After pain is relieved, the next phase of treatment starts with physical therapy. The doctor may want you to do physical therapy. This may include stretching and range of motion exercises and gradual strengthening of the affected muscles and tendons. Physical therapy can help complete recovery and give you back a painless and normally functioning elbow.

Modifying the activities that caused the problem can help make sure that symptoms do not come back. Treatment Options: Surgical

Surgery is considered only in patients who have incapacitating pain that does not get better after at least six months of nonoperative treatment.

The surgical procedure involves replacing the diseased tendon tissue with normal tendon tissue.
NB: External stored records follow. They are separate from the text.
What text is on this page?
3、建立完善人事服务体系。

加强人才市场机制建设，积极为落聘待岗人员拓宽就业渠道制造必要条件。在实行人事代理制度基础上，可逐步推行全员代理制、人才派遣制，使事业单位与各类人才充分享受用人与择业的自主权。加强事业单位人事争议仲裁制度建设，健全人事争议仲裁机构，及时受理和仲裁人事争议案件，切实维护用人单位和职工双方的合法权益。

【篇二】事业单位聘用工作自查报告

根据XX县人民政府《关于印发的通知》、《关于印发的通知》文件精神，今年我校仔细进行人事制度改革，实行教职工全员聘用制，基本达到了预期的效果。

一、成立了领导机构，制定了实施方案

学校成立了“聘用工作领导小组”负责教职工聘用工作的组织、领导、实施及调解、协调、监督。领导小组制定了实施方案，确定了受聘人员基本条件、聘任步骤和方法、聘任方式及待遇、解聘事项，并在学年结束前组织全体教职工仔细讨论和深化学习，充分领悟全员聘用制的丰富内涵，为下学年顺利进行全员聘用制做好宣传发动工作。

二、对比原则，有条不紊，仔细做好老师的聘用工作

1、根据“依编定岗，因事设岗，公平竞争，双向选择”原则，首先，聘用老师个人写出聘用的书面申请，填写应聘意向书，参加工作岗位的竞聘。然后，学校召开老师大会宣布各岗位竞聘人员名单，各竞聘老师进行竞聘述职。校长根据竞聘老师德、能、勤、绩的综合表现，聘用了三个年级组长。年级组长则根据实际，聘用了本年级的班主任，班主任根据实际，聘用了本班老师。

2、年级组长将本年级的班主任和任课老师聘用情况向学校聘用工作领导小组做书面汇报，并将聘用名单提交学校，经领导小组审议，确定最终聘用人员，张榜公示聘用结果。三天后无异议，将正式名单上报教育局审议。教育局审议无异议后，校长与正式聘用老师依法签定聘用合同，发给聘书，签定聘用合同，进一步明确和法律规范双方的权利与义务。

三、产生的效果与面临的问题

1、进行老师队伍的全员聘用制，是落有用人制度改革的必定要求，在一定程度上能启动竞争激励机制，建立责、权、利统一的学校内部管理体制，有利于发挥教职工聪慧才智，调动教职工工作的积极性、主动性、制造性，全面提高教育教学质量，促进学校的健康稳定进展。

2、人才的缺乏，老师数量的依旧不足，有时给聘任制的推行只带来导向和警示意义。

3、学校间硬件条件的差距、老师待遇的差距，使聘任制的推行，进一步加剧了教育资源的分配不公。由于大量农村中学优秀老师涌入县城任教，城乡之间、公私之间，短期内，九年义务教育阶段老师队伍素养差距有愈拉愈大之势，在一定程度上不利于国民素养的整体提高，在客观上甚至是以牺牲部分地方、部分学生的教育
The procedure can usually be performed under regional or general anesthesia without requiring an overnight stay in the hospital.

  • Most commonly, the surgery is performed through a small incision over the bony prominence on the outside of the elbow.
  • Recently, an arthroscopic surgery method has been developed.

So far, no significant benefits have been found to using the arthroscopic method over the more traditional open incision.

November 2004, AAOS

Recovering from Tennis Elbow Surgery (Lateral Epicondylitis)

Tennis elbow surgery is considered successful in approximately 90 percent of patients.

1 Week Post-op:

After surgery, the elbow is placed in a small brace and the patient is sent home.

About one week later, the sutures and splint are removed. Then exercises are started to stretch the elbow and restore range of motion.

2 Months Post-op:

Light, gradual strengthening exercises are started two months after surgery.

4-6 months Post-op:

You can normally return to athletic activity approximately four months to six months after surgery. Consult your doctor before returning to activity.